= Khari Wendell McClelland =

American musician and music historian

Khari Wendell McClelland is an American musician and music historian living and working in Vancouver, British Columbia, Canada. He is a member of the gospel trio Sojourners. He is known for his multimedia show, Freedom Singer, which depicts his research into the music of slaves who travelled on the underground railway to Canada.

==Early life==
McClelland was born and grew up in Detroit, Michigan. He moved to Canada in about 2006.

==Career==
McClelland joined the gospel trio Sojourners in 2011, replacing founding member Ron Small.

In 2015 McClelland travelled around Canada with CBC's Jodie Martinson, collecting and studying traditional songs and gospel music brought to Canada by fugitive slaves. The trip was the subject of a one-hour documentary for the CBC Television show Absolutely Canadian.

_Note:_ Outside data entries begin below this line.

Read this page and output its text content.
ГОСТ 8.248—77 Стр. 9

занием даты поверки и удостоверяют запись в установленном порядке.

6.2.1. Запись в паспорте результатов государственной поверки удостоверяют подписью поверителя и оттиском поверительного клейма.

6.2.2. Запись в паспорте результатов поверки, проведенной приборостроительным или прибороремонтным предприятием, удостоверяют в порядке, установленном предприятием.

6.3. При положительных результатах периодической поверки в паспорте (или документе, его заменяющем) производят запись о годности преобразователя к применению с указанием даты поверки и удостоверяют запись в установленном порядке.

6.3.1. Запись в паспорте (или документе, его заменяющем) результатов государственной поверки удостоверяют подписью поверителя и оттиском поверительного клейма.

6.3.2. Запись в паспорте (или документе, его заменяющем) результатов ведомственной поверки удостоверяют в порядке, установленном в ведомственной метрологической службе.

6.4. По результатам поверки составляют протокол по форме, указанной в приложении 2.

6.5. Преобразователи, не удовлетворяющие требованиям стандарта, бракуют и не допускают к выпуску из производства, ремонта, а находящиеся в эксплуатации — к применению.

McClelland released his debut solo album, Fleeting is the Time, in 2016.

In 2017, with Martinson and director Andrew Kushnir, he developed a multimedia show, Freedom Singer, showing the results of his research and performing his own versions of songs that he had discovered. The show was performed across Canada in 2017 and 2018.

In 2018 McClelland took over as MC of the Eastside Heart of the City Festival in Vancouver. Also that year he performed as part of the Mad Dogs and Vancouverites concert in Vancouver, and continued to perform with the Sojourners, including a concert with blues musician Jim Byrnes.